Die Kryptomärkte absorbierten einen beachtlichen ETF-Abfluss von 1,7 Milliarden US-Dollar pro Woche, was zu einem kurzfristigen Liquiditätsschock führte und die Überzeugung der Anleger auf die Probe stellte.
Die ETF-Nettoflüsse spiegelten eher eine Neupositionierung als eine breite Risikoaversion wider, da sich das Kapital an allen Handelsplätzen anpasste, während die zugrunde liegende Nachfrage strukturell intakt blieb.
Krypto-Fonds erlebten wöchentlich einen deutlichen Liquiditätsrückgang Abflüsse erreichte 1,7 Milliarden US-Dollar, den höchsten Wert seit Mitte November.

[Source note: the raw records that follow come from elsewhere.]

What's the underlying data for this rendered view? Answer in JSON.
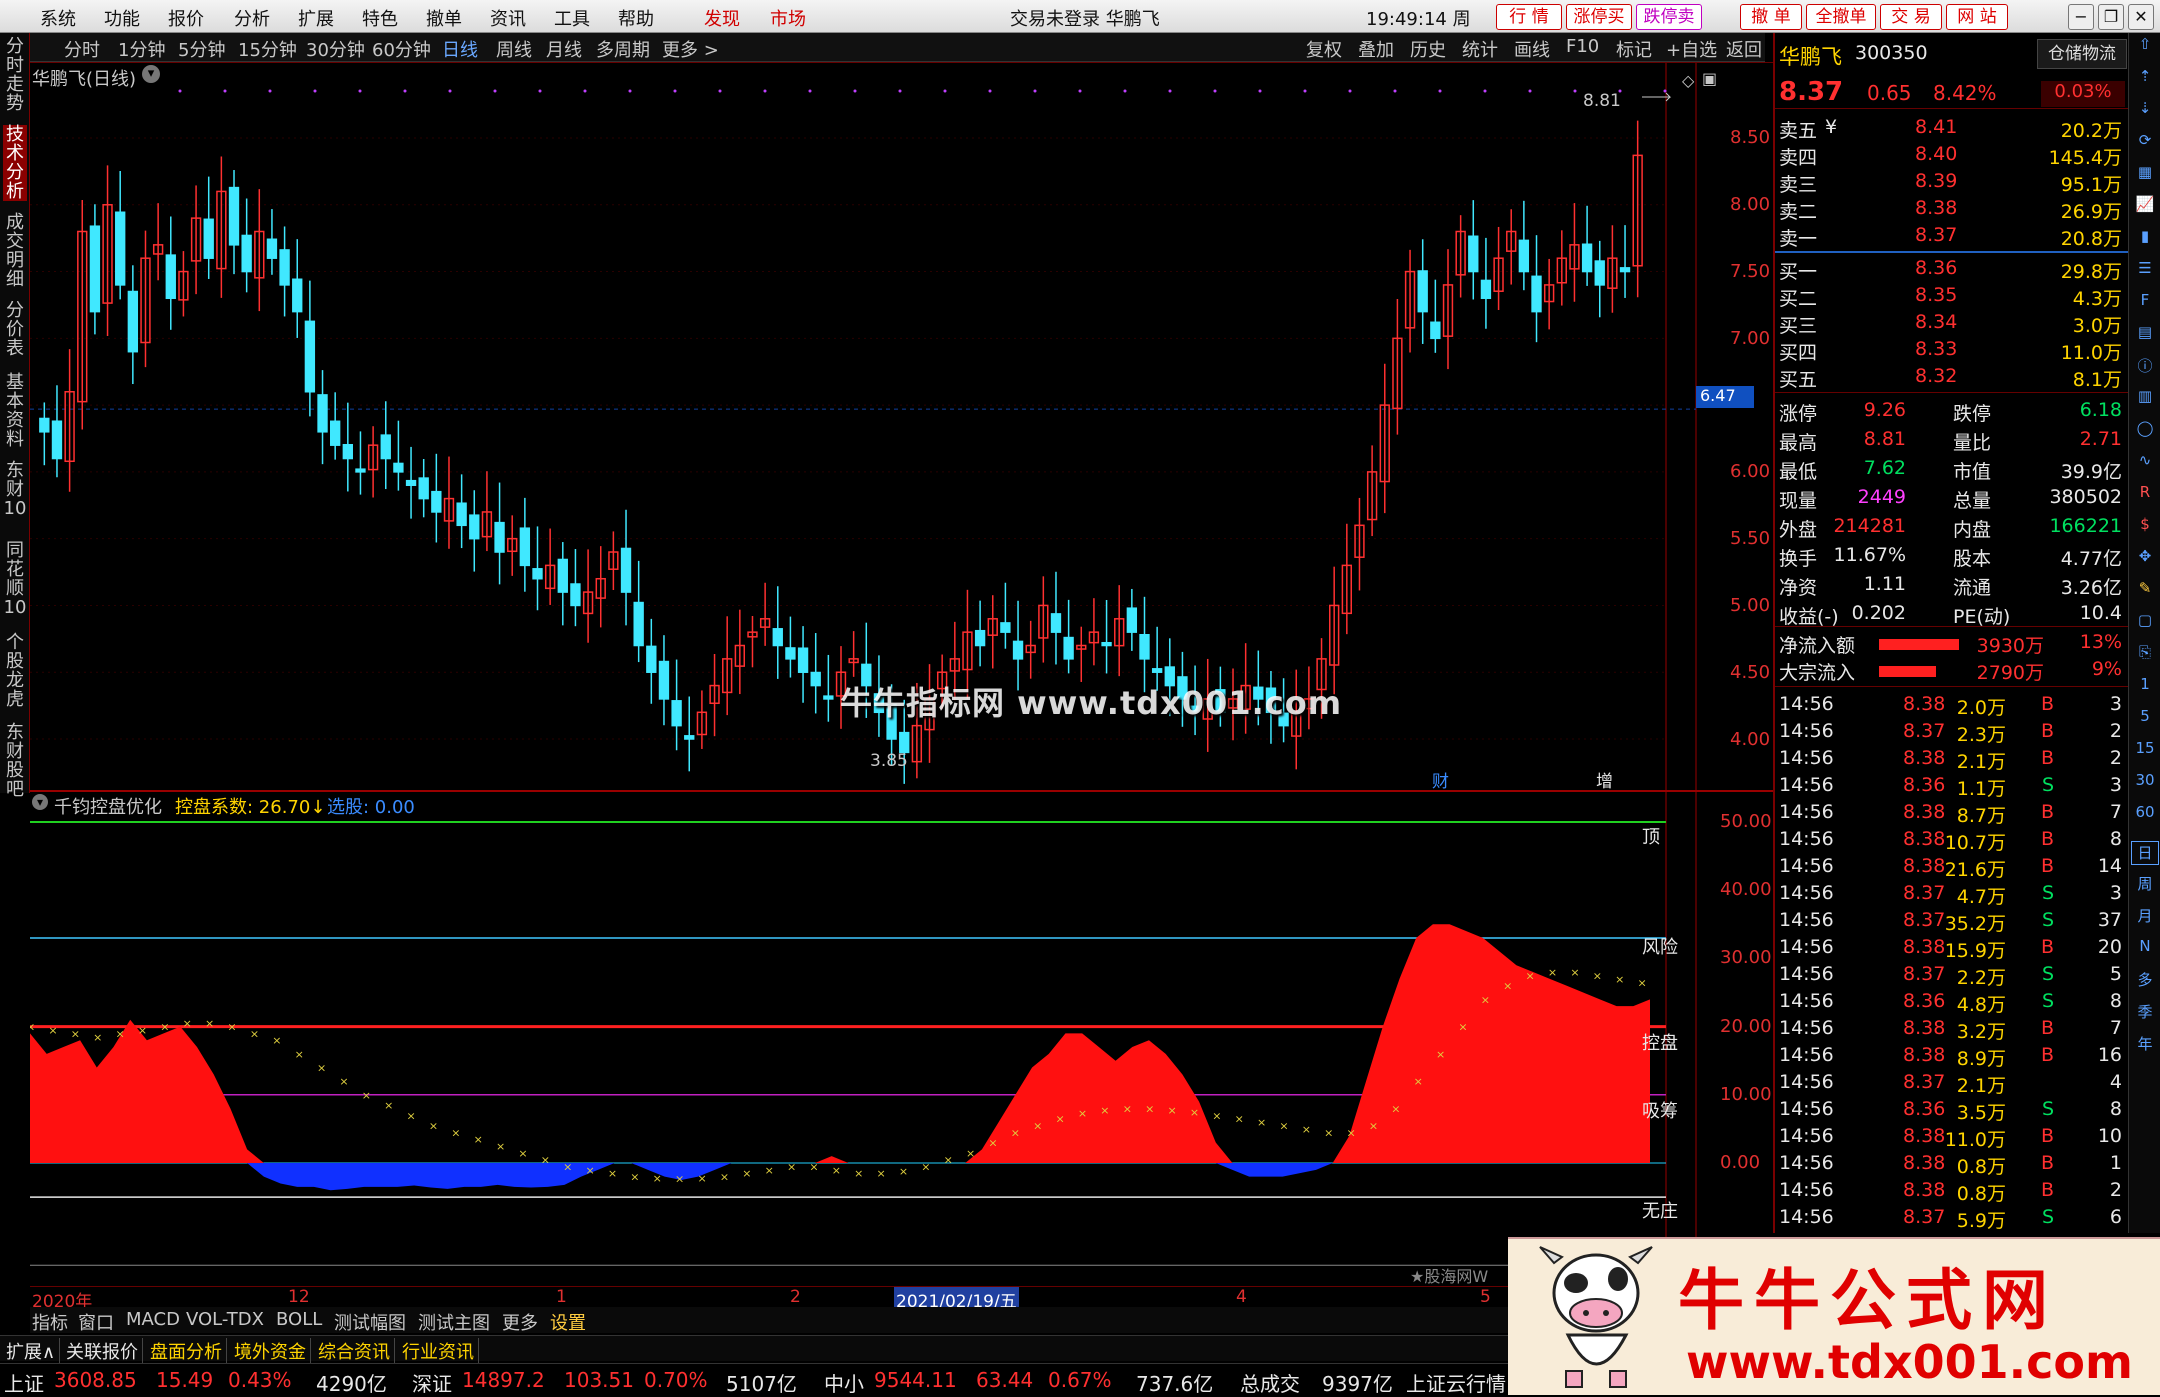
{
  "menu": {
    "items": [
      "系统",
      "功能",
      "报价",
      "分析",
      "扩展",
      "特色",
      "撤单",
      "资讯",
      "工具",
      "帮助"
    ],
    "red_items": [
      "发现",
      "市场"
    ],
    "title": "交易未登录  华鹏飞",
    "clock": "19:49:14 周四",
    "right_buttons": [
      "行 情",
      "涨停买",
      "跌停卖",
      "撤 单",
      "全撤单",
      "交 易",
      "网 站"
    ]
  },
  "periods": [
    "分时",
    "1分钟",
    "5分钟",
    "15分钟",
    "30分钟",
    "60分钟",
    "日线",
    "周线",
    "月线",
    "多周期",
    "更多 >"
  ],
  "selected_period": "日线",
  "toolbar_right": [
    "复权",
    "叠加",
    "历史",
    "统计",
    "画线",
    "F10",
    "标记",
    "+自选",
    "返回"
  ],
  "left_tabs": [
    "分时走势",
    "技术分析",
    "成交明细",
    "分价表",
    "基本资料",
    "东财10",
    "同花顺10",
    "个股龙虎",
    "东财股吧"
  ],
  "main_chart": {
    "label": "华鹏飞(日线)",
    "y_ticks": [
      "8.50",
      "8.00",
      "7.50",
      "7.00",
      "6.00",
      "5.50",
      "5.00",
      "4.50",
      "4.00"
    ],
    "current_price_tag": "6.47",
    "high_label": "8.81",
    "low_label": "3.85",
    "markers": [
      "财",
      "增"
    ]
  },
  "indicator": {
    "name": "千钧控盘优化",
    "coef_label": "控盘系数: 26.70↓",
    "select_label": "选股: 0.00",
    "y_ticks": [
      "50.00",
      "40.00",
      "30.00",
      "20.00",
      "10.00",
      "0.00"
    ],
    "levels": [
      "顶",
      "风险",
      "控盘",
      "吸筹",
      "无庄"
    ],
    "credit": "★股海网W"
  },
  "chart_data": {
    "type": "candlestick",
    "price_ylim": [
      3.85,
      8.81
    ],
    "indicator_ylim": [
      -5,
      50
    ],
    "close": [
      6.3,
      6.1,
      6.6,
      7.8,
      7.2,
      8.0,
      7.4,
      6.9,
      7.6,
      7.7,
      7.3,
      7.5,
      7.9,
      7.6,
      8.1,
      7.7,
      7.5,
      7.8,
      7.6,
      7.4,
      7.2,
      6.6,
      6.3,
      6.2,
      6.1,
      6.0,
      6.2,
      6.1,
      6.0,
      5.9,
      5.8,
      5.7,
      5.8,
      5.6,
      5.5,
      5.7,
      5.4,
      5.5,
      5.3,
      5.2,
      5.3,
      5.1,
      5.0,
      5.1,
      5.2,
      5.4,
      5.1,
      4.7,
      4.5,
      4.3,
      4.1,
      4.0,
      4.2,
      4.4,
      4.6,
      4.7,
      4.8,
      4.9,
      4.7,
      4.6,
      4.5,
      4.4,
      4.3,
      4.5,
      4.6,
      4.4,
      4.2,
      4.0,
      3.9,
      4.1,
      4.3,
      4.5,
      4.6,
      4.8,
      4.7,
      4.9,
      4.8,
      4.6,
      4.7,
      5.0,
      4.8,
      4.6,
      4.7,
      4.8,
      4.7,
      4.9,
      4.8,
      4.6,
      4.5,
      4.4,
      4.3,
      4.2,
      4.3,
      4.2,
      4.3,
      4.4,
      4.3,
      4.2,
      4.1,
      4.2,
      4.3,
      4.6,
      5.0,
      5.3,
      5.6,
      6.0,
      6.5,
      7.0,
      7.5,
      7.2,
      7.0,
      7.4,
      7.8,
      7.5,
      7.3,
      7.6,
      7.8,
      7.5,
      7.2,
      7.4,
      7.6,
      7.7,
      7.5,
      7.4,
      7.6,
      7.5,
      8.37
    ],
    "indicator_red": [
      19,
      16,
      17,
      18,
      14,
      17,
      21,
      18,
      19,
      20,
      17,
      13,
      8,
      2,
      0,
      0,
      0,
      0,
      0,
      0,
      0,
      0,
      0,
      0,
      0,
      0,
      0,
      0,
      0,
      0,
      0,
      0,
      0,
      0,
      0,
      0,
      0,
      0,
      0,
      0,
      0,
      0,
      0,
      0,
      0,
      0,
      0,
      0,
      1,
      0,
      0,
      0,
      0,
      0,
      0,
      0,
      0,
      2,
      6,
      10,
      14,
      16,
      19,
      19,
      17,
      15,
      17,
      18,
      16,
      13,
      9,
      3,
      0,
      0,
      0,
      0,
      0,
      0,
      0,
      4,
      12,
      20,
      27,
      33,
      35,
      35,
      34,
      33,
      31,
      29,
      28,
      27,
      26,
      25,
      24,
      23,
      23,
      24
    ],
    "indicator_blue": [
      0,
      0,
      0,
      0,
      0,
      0,
      0,
      0,
      0,
      0,
      0,
      0,
      0,
      0,
      -2,
      -3,
      -3.5,
      -3.5,
      -4,
      -3.8,
      -3.5,
      -3.5,
      -3.5,
      -3.3,
      -3.6,
      -3.8,
      -3.5,
      -3.5,
      -3.2,
      -3.5,
      -3.6,
      -3.5,
      -3.2,
      -2,
      -1,
      0,
      0,
      -1,
      -2,
      -2.5,
      -2,
      -1,
      0,
      0,
      0,
      0,
      0,
      0,
      0,
      0,
      0,
      0,
      0,
      0,
      0,
      0,
      0,
      0,
      0,
      0,
      0,
      0,
      0,
      0,
      0,
      0,
      0,
      0,
      0,
      0,
      0,
      0,
      -1,
      -2,
      -2,
      -2,
      -1.5,
      -1,
      0,
      0,
      0,
      0,
      0,
      0,
      0,
      0,
      0,
      0,
      0,
      0,
      0,
      0,
      0,
      0,
      0,
      0,
      0,
      0
    ],
    "indicator_signal": [
      20,
      19.5,
      19,
      18.5,
      19,
      19.5,
      20,
      20.5,
      20.5,
      20,
      19,
      18,
      16,
      14,
      12,
      10,
      8.5,
      7,
      5.5,
      4.5,
      3.5,
      2.5,
      1.5,
      0.5,
      -0.5,
      -1,
      -1.5,
      -2,
      -2.2,
      -2.3,
      -2.2,
      -2,
      -1.5,
      -1,
      -0.5,
      -0.5,
      -1,
      -1.5,
      -1.5,
      -1.2,
      -0.5,
      0.5,
      1.5,
      3,
      4.5,
      5.5,
      6.5,
      7.3,
      7.8,
      8,
      8,
      7.8,
      7.5,
      7,
      6.5,
      6,
      5.5,
      5,
      4.5,
      4.5,
      5.5,
      8,
      12,
      16,
      20,
      24,
      26,
      27.5,
      28,
      28,
      27.5,
      27,
      26.5
    ]
  },
  "quote": {
    "name": "华鹏飞",
    "code": "300350",
    "tab": "仓储物流",
    "price": "8.37",
    "change": "0.65",
    "pct": "8.42%",
    "committee": "0.03%",
    "asks": [
      {
        "label": "卖五",
        "price": "8.41",
        "vol": "20.2万"
      },
      {
        "label": "卖四",
        "price": "8.40",
        "vol": "145.4万"
      },
      {
        "label": "卖三",
        "price": "8.39",
        "vol": "95.1万"
      },
      {
        "label": "卖二",
        "price": "8.38",
        "vol": "26.9万"
      },
      {
        "label": "卖一",
        "price": "8.37",
        "vol": "20.8万"
      }
    ],
    "bids": [
      {
        "label": "买一",
        "price": "8.36",
        "vol": "29.8万"
      },
      {
        "label": "买二",
        "price": "8.35",
        "vol": "4.3万"
      },
      {
        "label": "买三",
        "price": "8.34",
        "vol": "3.0万"
      },
      {
        "label": "买四",
        "price": "8.33",
        "vol": "11.0万"
      },
      {
        "label": "买五",
        "price": "8.32",
        "vol": "8.1万"
      }
    ],
    "ask_yuan": "¥",
    "stats": [
      [
        "涨停",
        "9.26",
        "跌停",
        "6.18"
      ],
      [
        "最高",
        "8.81",
        "量比",
        "2.71"
      ],
      [
        "最低",
        "7.62",
        "市值",
        "39.9亿"
      ],
      [
        "现量",
        "2449",
        "总量",
        "380502"
      ],
      [
        "外盘",
        "214281",
        "内盘",
        "166221"
      ],
      [
        "换手",
        "11.67%",
        "股本",
        "4.77亿"
      ],
      [
        "净资",
        "1.11",
        "流通",
        "3.26亿"
      ],
      [
        "收益(-)",
        "0.202",
        "PE(动)",
        "10.4"
      ]
    ],
    "flows": [
      {
        "label": "净流入额",
        "val": "3930万",
        "pct": "13%"
      },
      {
        "label": "大宗流入",
        "val": "2790万",
        "pct": "9%"
      }
    ],
    "ticks": [
      [
        "14:56",
        "8.38",
        "2.0万",
        "B",
        "3"
      ],
      [
        "14:56",
        "8.37",
        "2.3万",
        "B",
        "2"
      ],
      [
        "14:56",
        "8.38",
        "2.1万",
        "B",
        "2"
      ],
      [
        "14:56",
        "8.36",
        "1.1万",
        "S",
        "3"
      ],
      [
        "14:56",
        "8.38",
        "8.7万",
        "B",
        "7"
      ],
      [
        "14:56",
        "8.38",
        "10.7万",
        "B",
        "8"
      ],
      [
        "14:56",
        "8.38",
        "21.6万",
        "B",
        "14"
      ],
      [
        "14:56",
        "8.37",
        "4.7万",
        "S",
        "3"
      ],
      [
        "14:56",
        "8.37",
        "35.2万",
        "S",
        "37"
      ],
      [
        "14:56",
        "8.38",
        "15.9万",
        "B",
        "20"
      ],
      [
        "14:56",
        "8.37",
        "2.2万",
        "S",
        "5"
      ],
      [
        "14:56",
        "8.36",
        "4.8万",
        "S",
        "8"
      ],
      [
        "14:56",
        "8.38",
        "3.2万",
        "B",
        "7"
      ],
      [
        "14:56",
        "8.38",
        "8.9万",
        "B",
        "16"
      ],
      [
        "14:56",
        "8.37",
        "2.1万",
        "",
        "4"
      ],
      [
        "14:56",
        "8.36",
        "3.5万",
        "S",
        "8"
      ],
      [
        "14:56",
        "8.38",
        "11.0万",
        "B",
        "10"
      ],
      [
        "14:56",
        "8.38",
        "0.8万",
        "B",
        "1"
      ],
      [
        "14:56",
        "8.38",
        "0.8万",
        "B",
        "2"
      ],
      [
        "14:56",
        "8.37",
        "5.9万",
        "S",
        "6"
      ]
    ]
  },
  "right_nav": [
    "日",
    "周",
    "月",
    "N",
    "多",
    "季",
    "年",
    "1",
    "5",
    "15",
    "30",
    "60"
  ],
  "x_axis": [
    "2020年",
    "12",
    "1",
    "2",
    "2021/02/19/五",
    "4",
    "5"
  ],
  "indicator_tabs": [
    "指标",
    "窗口",
    "MACD",
    "VOL-TDX",
    "BOLL",
    "测试幅图",
    "测试主图",
    "更多",
    "设置"
  ],
  "bottom_tabs": [
    "扩展∧",
    "关联报价",
    "盘面分析",
    "境外资金",
    "综合资讯",
    "行业资讯"
  ],
  "status": {
    "sh_label": "上证",
    "sh": "3608.85",
    "sh_chg": "15.49",
    "sh_pct": "0.43%",
    "sh_amt": "4290亿",
    "sz_label": "深证",
    "sz": "14897.2",
    "sz_chg": "103.51",
    "sz_pct": "0.70%",
    "sz_amt": "5107亿",
    "zx_label": "中小",
    "zx": "9544.11",
    "zx_chg": "63.44",
    "zx_pct": "0.67%",
    "zx_amt": "737.6亿",
    "total_label": "总成交",
    "total": "9397亿",
    "cloud": "上证云行情"
  },
  "watermark": "牛牛指标网 www.tdx001.com",
  "ad": {
    "title": "牛牛公式网",
    "url": "www.tdx001.com"
  }
}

Diese Episode stellte den zweitgrößten Rückzug seit über einem Jahr dar und unterstreicht die erhöhte Vorsicht der Anleger.
In den letzten drei Monaten kumulativ Abflüsse beliefen sich auf insgesamt 2,6 Milliarden US-Dollar, was den vorherrschenden Risikoscheu-Ton verstärkte.
Bitcoin [BTC] ETFs Der Großteil davon entfiel auf rund 1,1 Milliarden US-Dollar an Rücknahmen, da die Anleger ihr Engagement reduzierten.
Ethereum [ETH] Es folgten Abflüsse in Höhe von 630 Millionen US-Dollar Welligkeit [XRP] verzeichnete einen vergleichsweise bescheidenen Ausstieg in Höhe von 18 Millionen US-Dollar.
Zusammengenommen deuten diese Ströme eher auf eine maßvolle Kapitalrotation als auf eine breit angelegte Marktverwerfung hin.
Liquiditätsabfluss signalisiert anhaltende Marktschwäche
Die Marktliquidität bei digitalen Vermögenswerten schwächte sich weiterhin ab.
Die 60-Tage-Änderung im USDT-Markt Kapitalisierung ist von rund 15,9 Milliarden US-Dollar Ende Oktober 2025 stark auf unter 1 Milliarde US-Dollar gesunken, ein Niveau, das zuvor mit späten Bärenmarktbedingungen in Verbindung gebracht wurde.
Dieser Rückgang spiegelte eine gedämpfte Risikobereitschaft wider, da das Kapital von spekulativen Vermögenswerten hin zu defensiven Engagements wie Edelmetallen umgeschichtet wurde.
Parallel dazu Bitcoin ETF Die Kapitalströme bestätigen den Druck: Am 29. Januar flossen etwa 817 Millionen US-Dollar ab und am nächsten Tag weitere 510 Millionen US-Dollar, was vier aufeinanderfolgende Tage mit Nettorücknahmen markiert.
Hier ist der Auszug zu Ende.